We believe that Amazon Bedrock AgentCore will be part of the solution or the solution to these problems, but it's also a cultural transformation of how we think about agents and transform the business processes. For me as a technical person, there are three things I want to do to use an agent. First of all, we have the first scenario in which we have a good agent that is successful, and we want to reuse it across the organization, maybe in other business processes or maybe by other people. The first scenario is when the original owner retains the ownership and has to authorize new users or new areas to use it or to integrate it in other business processes. This part is easy, right? You just need to put some network in there, maybe some roles, and you are ready to go.
But there are two other use cases that for me are probably common or will be common when you have an agent.
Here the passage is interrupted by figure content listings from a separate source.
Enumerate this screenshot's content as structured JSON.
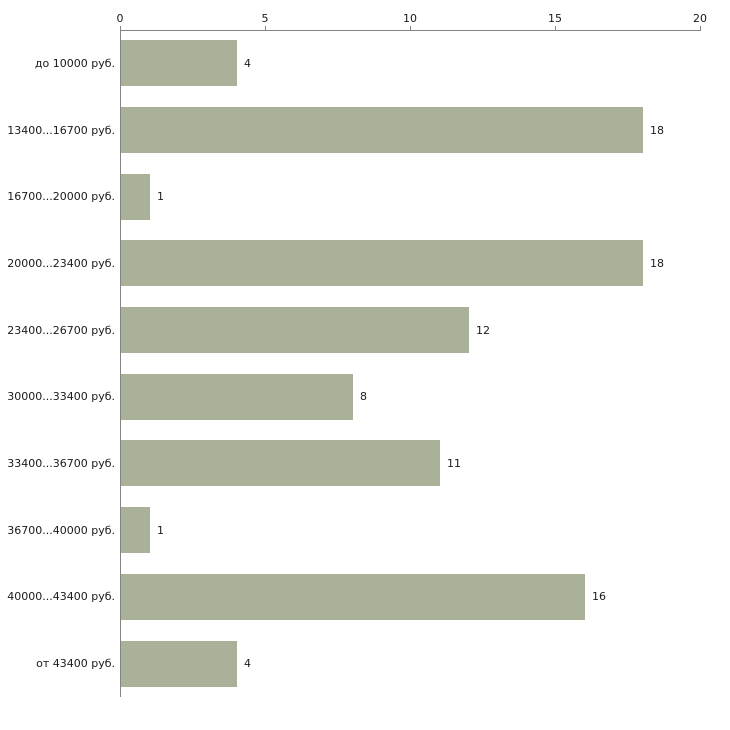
{
  "chart_data": {
    "type": "bar",
    "orientation": "horizontal",
    "title": "",
    "xlabel": "",
    "ylabel": "",
    "categories": [
      "до 10000 руб.",
      "13400...16700 руб.",
      "16700...20000 руб.",
      "20000...23400 руб.",
      "23400...26700 руб.",
      "30000...33400 руб.",
      "33400...36700 руб.",
      "36700...40000 руб.",
      "40000...43400 руб.",
      "от 43400 руб."
    ],
    "values": [
      4,
      18,
      1,
      18,
      12,
      8,
      11,
      1,
      16,
      4
    ],
    "xlim": [
      0,
      20
    ],
    "xticks": [
      0,
      5,
      10,
      15,
      20
    ],
    "grid": false,
    "legend": false,
    "axis_position": "top-left",
    "bar_color": "#a9b199",
    "axis_color": "#848484",
    "text_color": "#1a1a1a",
    "background_color": "#ffffff"
  }
}
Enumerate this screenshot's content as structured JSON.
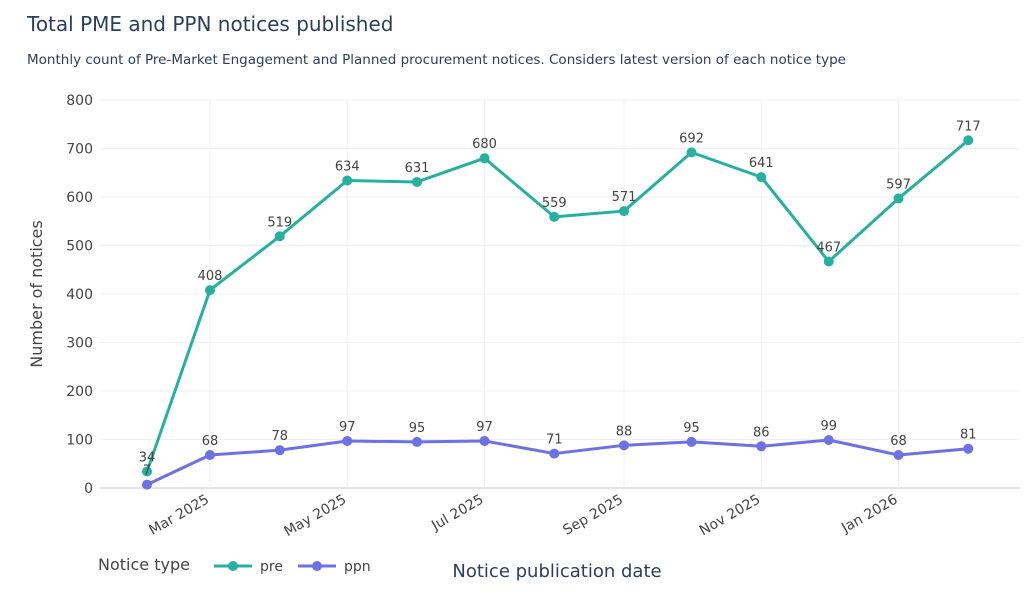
{
  "chart_data": {
    "type": "line",
    "title": "Total PME and PPN notices published",
    "subtitle": "Monthly count of Pre-Market Engagement and Planned procurement notices. Considers latest version of each notice type",
    "xlabel": "Notice publication date",
    "ylabel": "Number of notices",
    "ylim": [
      0,
      800
    ],
    "yticks": [
      0,
      100,
      200,
      300,
      400,
      500,
      600,
      700,
      800
    ],
    "x": [
      "2025-02-01",
      "2025-03-01",
      "2025-04-01",
      "2025-05-01",
      "2025-06-01",
      "2025-07-01",
      "2025-08-01",
      "2025-09-01",
      "2025-10-01",
      "2025-11-01",
      "2025-12-01",
      "2026-01-01",
      "2026-02-01"
    ],
    "xticks": [
      {
        "date": "2025-03-01",
        "label": "Mar 2025"
      },
      {
        "date": "2025-05-01",
        "label": "May 2025"
      },
      {
        "date": "2025-07-01",
        "label": "Jul 2025"
      },
      {
        "date": "2025-09-01",
        "label": "Sep 2025"
      },
      {
        "date": "2025-11-01",
        "label": "Nov 2025"
      },
      {
        "date": "2026-01-01",
        "label": "Jan 2026"
      }
    ],
    "legend_title": "Notice type",
    "legend_position": "bottom-left",
    "grid": true,
    "series": [
      {
        "name": "pre",
        "color": "#26b0a0",
        "values": [
          34,
          408,
          519,
          634,
          631,
          680,
          559,
          571,
          692,
          641,
          467,
          597,
          717
        ]
      },
      {
        "name": "ppn",
        "color": "#6c71e6",
        "values": [
          7,
          68,
          78,
          97,
          95,
          97,
          71,
          88,
          95,
          86,
          99,
          68,
          81
        ]
      }
    ]
  }
}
We normally want to introduce tweaks to it because we know it works. It has access to some tools, it has access to some data, and it works fine, but for my personal business case, I need something else, some extra detail. For that, we need to work with personas. The second scenario is easy when we have the owner keeping the ownership of the agent and we ask the owner to tweak or to improve that agent so it works for me too. That's about versioning and governing agents in a registry.
But this has the problem of making the owner work for you, and that's not easy sometimes. So we need also the possibility for these agents to be able to share the code, to serve the tools, to serve the infrastructure behind so we can ourselves, with our budget and with our development team, adapt it to the specific use case using the original agent as the base. These are the three things that we want to achieve. We have plenty of time now for questions and details if you want to ask something. I think that's pretty much it. Thank you.